Jorge tem dois filhos gêmeos com sua esposa Simone Albuquerque dos Santos, o Danilo dos Santos D'ávila e o Gabriel dos Santos D'ávila, com 6 anos. Mas como professor, Jorge aprendeu a ser pai de muitos outros.

Declaradamente tem preferência por atuar em escolas públicas, embora no momento esteja desempenhando funções de gabinete, longe das quadras e das aulas de educação física.

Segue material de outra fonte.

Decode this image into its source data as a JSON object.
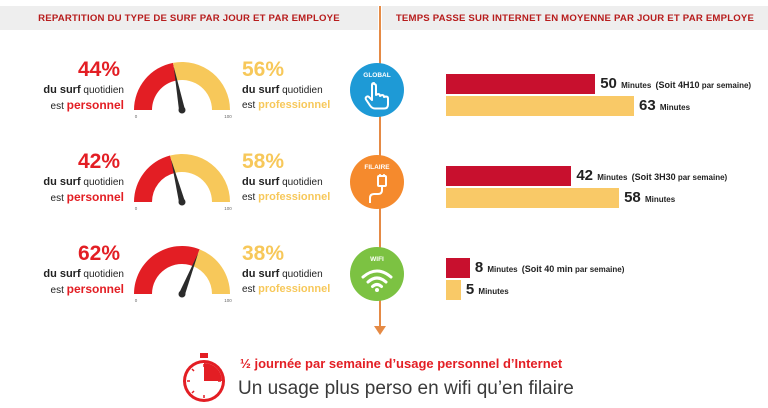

Seu envovimento com o ensino ultrapassa a questão do desenvolvimento motor, diz respeito à formação de futuros cidadãos "a educação física é prática, mas requer muita teoria. A intenção não é formar 'atletas'. Não devo apenas ensinar os alunos a praticar um esporte, mas tenho que abrir os seus olhos para o mundo, explicar por que eles têm menos que outros, por que seus pais ganham menos que os pais dos outros, por que existe essa exploração. É evidente que o professor tem essa função, ele é mais que uma referência, se torna um amigo e muitas vezes a figura de um pai para crianças carentes de recursos e de afeto". Ainda ressalta que o profissional da Educaçao Física tem esse compromisso "o professor tem que se aprimorar, saber o que é a Educação, como é feita no Brasil. Como é que eu vou falar que 'Esporte é Saúde' para uma criança desnutrida?" questiona. E assim, deixa claro sua intenção com o doutorado, debater a formação dos professores da área, sua formação continuada, sua busca pelo conhecimento.

Se depender da inquietude e aspirações deste Jorge, o quadro da Educação só tem a ganhar com quem pensa que "a vida é uma constante busca onde nunca se está pronto".